In an op-ed published on Tuesday, on the eve of the Jewish holiday of Passover, US President Joe Biden vowed to do more to combat anti-Semitism, which he said has risen to record levels.

Mr Biden cited FBI and Anti-Defamation League figures that showed that more than half of religious hate crimes in America in 2021 were carried out against Jews, while in 2022, anti-Semitic incidents reached their highest levels in more than 40 years.

“We see this evil across society,” Mr Biden wrote in his piece, published by CNN.

“Terrorist attacks on synagogues. Bricks thrown through windows of Jewish businesses. Anti-Semitic flyers left on the front lawns of Jewish homes. Swastikas on cars and cemeteries.”

In the FBI's latest annual compilation of bias-motivated incidents, all hate crimes were shown to have increased by 11.6 per cent in 2021.

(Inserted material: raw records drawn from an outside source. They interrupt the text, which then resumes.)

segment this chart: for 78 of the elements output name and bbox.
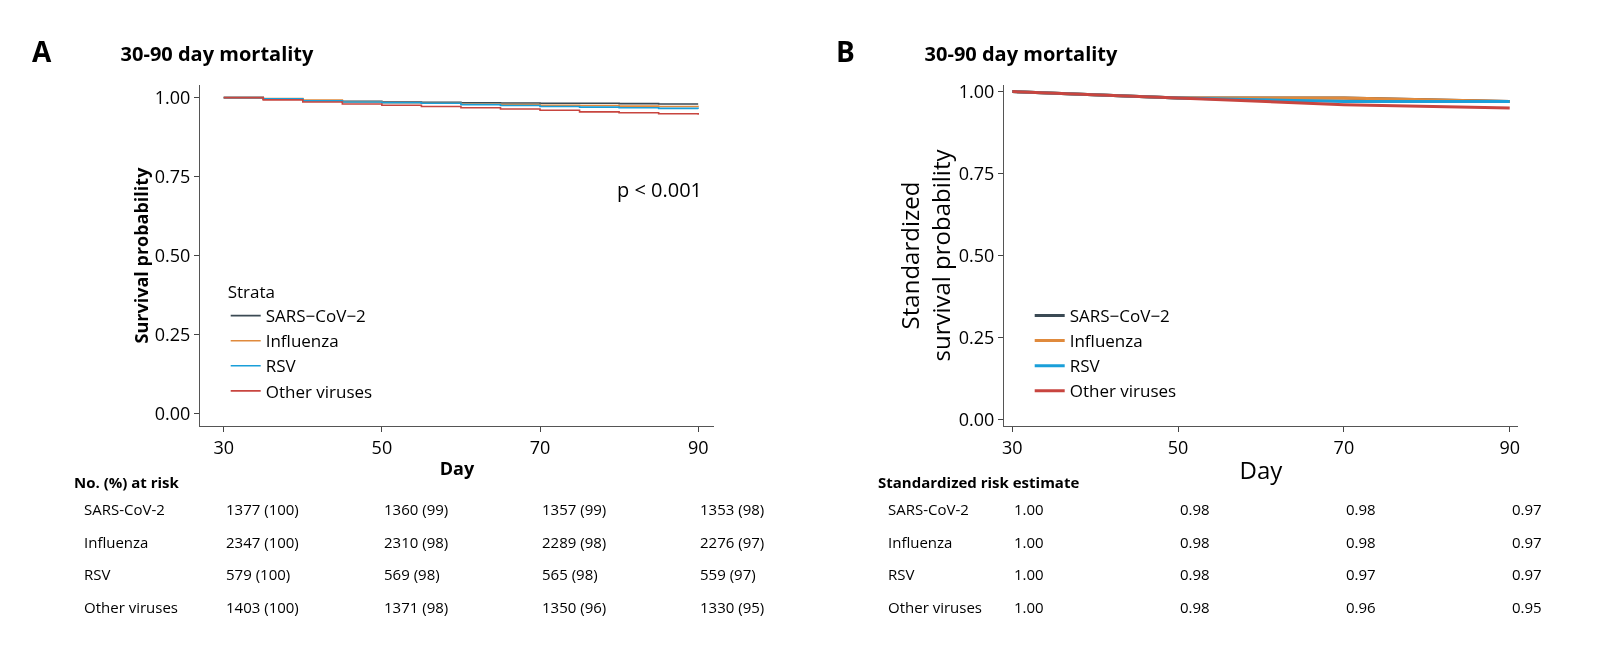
text: 1350 (96) (542, 597, 607, 617)
legend-label: SARS−CoV−2 (1069, 304, 1170, 328)
y-tick-label: 1.00 (958, 78, 995, 103)
text: No. (%) at risk (74, 472, 180, 492)
text: 0.95 (1512, 597, 1542, 617)
x-axis-title: Day (1239, 452, 1284, 486)
text: 1360 (99) (384, 499, 449, 519)
x-tick-label: 70 (1333, 434, 1355, 459)
chart-title: 30-90 day mortality (120, 39, 315, 67)
text: Influenza (888, 532, 953, 552)
text: 0.98 (1180, 564, 1210, 584)
y-tick-label: 0.75 (958, 160, 995, 185)
text: B (836, 32, 855, 70)
legend-label: Influenza (1069, 329, 1143, 353)
x-tick-label: 50 (371, 434, 393, 459)
text: 0.97 (1512, 564, 1542, 584)
x-tick-label: 70 (529, 434, 551, 459)
text: 2276 (97) (700, 532, 765, 552)
text: 1.00 (1014, 532, 1044, 552)
text: 559 (97) (700, 564, 756, 584)
chart-title: 30-90 day mortality (924, 39, 1119, 67)
text: A (32, 32, 52, 70)
legend-label: Other viruses (1069, 379, 1177, 403)
y-axis-title: Standardized survival probability (892, 148, 957, 362)
text: RSV (84, 564, 111, 584)
y-tick-label: 0.75 (154, 163, 191, 188)
text: Other viruses (84, 597, 178, 617)
text: 0.97 (1512, 532, 1542, 552)
x-axis-title: Day (439, 455, 475, 480)
y-axis-title: Survival probability (128, 166, 153, 344)
legend-label: Influenza (265, 329, 339, 353)
text: 0.97 (1346, 564, 1376, 584)
text: 1403 (100) (226, 597, 299, 617)
y-tick-label: 0.50 (154, 242, 191, 267)
x-tick-label: 30 (1001, 434, 1023, 459)
legend-label: SARS−CoV−2 (265, 304, 366, 328)
x-tick-label: 30 (213, 434, 235, 459)
text: Influenza (84, 532, 149, 552)
y-tick-label: 0.25 (958, 324, 995, 349)
text: 0.98 (1346, 499, 1376, 519)
text: 579 (100) (226, 564, 291, 584)
text: 0.97 (1512, 499, 1542, 519)
text: Other viruses (888, 597, 982, 617)
y-tick-label: 0.00 (958, 406, 995, 431)
legend-label: Other viruses (265, 379, 373, 403)
text: SARS-CoV-2 (888, 499, 969, 519)
x-tick-label: 50 (1167, 434, 1189, 459)
text: 0.98 (1180, 532, 1210, 552)
text: 1.00 (1014, 597, 1044, 617)
text: 1371 (98) (384, 597, 449, 617)
text: 2289 (98) (542, 532, 607, 552)
text: 1357 (99) (542, 499, 607, 519)
x-tick-label: 90 (1499, 434, 1521, 459)
y-tick-label: 0.25 (154, 321, 191, 346)
text: 565 (98) (542, 564, 598, 584)
text: 1353 (98) (700, 499, 765, 519)
text: Standardized risk estimate (878, 472, 1080, 492)
legend-label: RSV (265, 354, 297, 378)
text: 1377 (100) (226, 499, 299, 519)
text: 1330 (95) (700, 597, 765, 617)
text: RSV (888, 564, 915, 584)
x-tick-label: 90 (687, 434, 709, 459)
text: 1.00 (1014, 564, 1044, 584)
annotation: p < 0.001 (617, 176, 703, 203)
legend-label: RSV (1069, 354, 1101, 378)
text: 0.98 (1180, 499, 1210, 519)
y-tick-label: 1.00 (154, 84, 191, 109)
text: 0.98 (1346, 532, 1376, 552)
y-tick-label: 0.00 (154, 400, 191, 425)
text: 2310 (98) (384, 532, 449, 552)
text: 569 (98) (384, 564, 440, 584)
text: SARS-CoV-2 (84, 499, 165, 519)
text: 1.00 (1014, 499, 1044, 519)
legend-title: Strata (227, 280, 275, 304)
y-tick-label: 0.50 (958, 242, 995, 267)
text: 0.98 (1180, 597, 1210, 617)
text: 2347 (100) (226, 532, 299, 552)
text: 0.96 (1346, 597, 1376, 617)
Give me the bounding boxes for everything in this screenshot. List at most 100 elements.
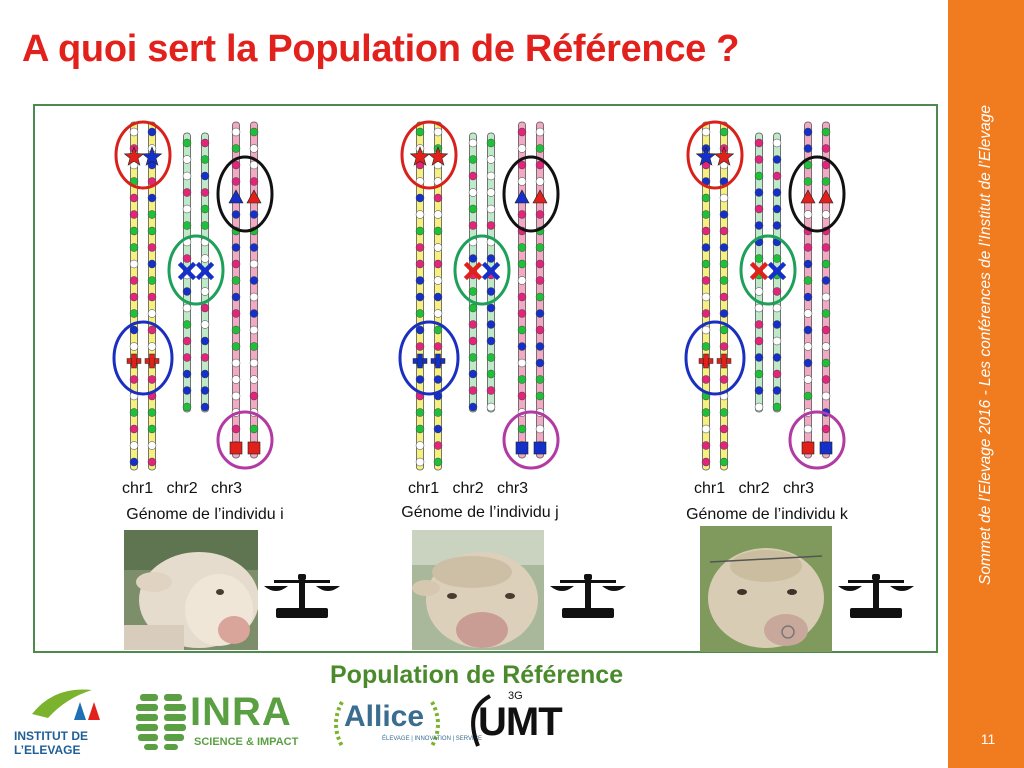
snp-dot (231, 375, 241, 384)
snp-dot (535, 375, 545, 384)
snp-dot (468, 353, 478, 362)
blue-circle-highlight (684, 320, 746, 396)
snp-dot (821, 342, 831, 351)
snp-dot (803, 375, 813, 384)
inra-emblem-icon (136, 694, 186, 750)
snp-dot (772, 353, 782, 362)
snp-dot (231, 210, 241, 219)
snp-dot (517, 342, 527, 351)
snp-dot (249, 177, 259, 186)
snp-dot (701, 457, 711, 467)
snp-dot (701, 309, 711, 318)
snp-dot (803, 424, 813, 434)
snp-dot (772, 254, 782, 263)
snp-dot (535, 259, 545, 269)
snp-dot (433, 243, 443, 252)
black-circle-highlight (216, 155, 274, 233)
snp-dot (517, 276, 527, 285)
snp-dot (129, 441, 139, 450)
snp-dot (200, 171, 210, 181)
snp-dot (803, 127, 813, 137)
snp-dot (719, 259, 729, 269)
snp-dot (754, 386, 764, 395)
snp-dot (803, 210, 813, 219)
chr-labels-j: chr1 chr2 chr3 (408, 480, 528, 498)
snp-dot (415, 276, 425, 285)
snp-dot (803, 160, 813, 170)
snp-dot (486, 303, 496, 313)
snp-dot (517, 309, 527, 318)
snp-dot (249, 210, 259, 219)
conference-caption: Sommet de l’Elevage 2016 - Les conférenc… (977, 105, 994, 585)
snp-dot (200, 138, 210, 148)
snp-dot (182, 138, 192, 148)
snp-dot (415, 210, 425, 219)
snp-dot (517, 325, 527, 335)
snp-dot (803, 144, 813, 153)
snp-dot (147, 243, 157, 252)
snp-dot (754, 221, 764, 230)
snp-dot (517, 391, 527, 401)
snp-dot (754, 155, 764, 164)
snp-dot (803, 259, 813, 269)
snp-dot (231, 276, 241, 285)
chr-labels-k: chr1 chr2 chr3 (694, 480, 814, 498)
snp-dot (719, 226, 729, 236)
snp-dot (719, 424, 729, 434)
snp-dot (701, 243, 711, 252)
snp-dot (147, 127, 157, 137)
snp-dot (701, 408, 711, 417)
snp-dot (182, 204, 192, 214)
snp-dot (517, 259, 527, 269)
allice-logo: Allice ÉLEVAGE | INNOVATION | SERVICE (328, 696, 482, 752)
snp-dot (535, 177, 545, 186)
snp-dot (415, 342, 425, 351)
snp-dot (754, 138, 764, 148)
snp-dot (754, 287, 764, 296)
snp-dot (719, 325, 729, 335)
snp-dot (803, 325, 813, 335)
snp-dot (535, 391, 545, 401)
snp-dot (200, 221, 210, 230)
snp-dot (182, 303, 192, 313)
snp-dot (486, 320, 496, 329)
red-circle-highlight (686, 120, 744, 190)
snp-dot (719, 276, 729, 285)
triangle-marker (800, 189, 816, 204)
snp-dot (415, 259, 425, 269)
side-band (948, 0, 1024, 768)
snp-dot (468, 221, 478, 230)
snp-dot (821, 325, 831, 335)
reference-population-frame (33, 104, 938, 653)
snp-dot (701, 375, 711, 384)
chromosome-3-strand (518, 121, 526, 459)
snp-dot (701, 193, 711, 203)
x-marker (195, 261, 215, 281)
chromosome-3-strand (536, 121, 544, 459)
snp-dot (147, 226, 157, 236)
magenta-circle-highlight (788, 410, 846, 470)
genome-label-i: Génome de l’individu i (126, 506, 284, 523)
snp-dot (182, 353, 192, 362)
snp-dot (231, 292, 241, 302)
snp-dot (129, 210, 139, 219)
cross-marker (435, 353, 441, 369)
snp-dot (772, 204, 782, 214)
slide-title: A quoi sert la Population de Référence ? (22, 28, 740, 70)
snp-dot (129, 424, 139, 434)
snp-dot (200, 303, 210, 313)
square-marker (247, 441, 261, 455)
snp-dot (468, 138, 478, 148)
genome-label-k: Génome de l’individu k (686, 506, 848, 523)
snp-dot (147, 259, 157, 269)
star-marker (695, 146, 717, 166)
snp-dot (182, 171, 192, 181)
snp-dot (517, 358, 527, 368)
snp-dot (147, 309, 157, 318)
snp-dot (535, 160, 545, 170)
snp-dot (772, 188, 782, 197)
snp-dot (821, 292, 831, 302)
snp-dot (129, 457, 139, 467)
snp-dot (719, 210, 729, 219)
snp-dot (517, 292, 527, 302)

The following year, the ADL recorded 3,697 anti-Semitic incidents throughout the US — a 36 per cent increase from the year before and the highest number on record since the organisation began tracking incidents in 1979.

More than half the attacks involve vandalism, the ADL reported, but physical assaults are also on the rise.

Jaime Tran, 28, was charged with four counts of hate crimes and firearms offences last month for allegedly shooting two Jewish men after they left synagogues in the Pico-Robertson area of Los Angeles.

“These acts are unconscionable and despicable. They carry in them terrifying echoes of the worst chapters in human history,” Mr Biden wrote.

“And they’re not only a strike against Jews, they’re also a threat to other minority communities and a stain on the soul of our nation.”

The President also cited a rise in anti-Semitic conspiracy theories, which he said are running rampant online.

He added that he had decided to run for the White House following the events that took place in Charlottesville, Virginia, in 2017, when a group of white nationalists marched in a “Unite the Right” rally.

Demonstrators beat and threw lit torches at counter-demonstrators, and a self proclaimed neo-Nazi rammed his vehicle into a crowd, killing a woman and injuring several others.

“To the Jewish community, I want you to know that I see your fear, your hurt and your concern that this venom is being normalised,” he said.

Last year, Mr Biden appointed Deborah Lipstadt, a Holocaust expert, as special envoy to monitor and combat anti-Semitism.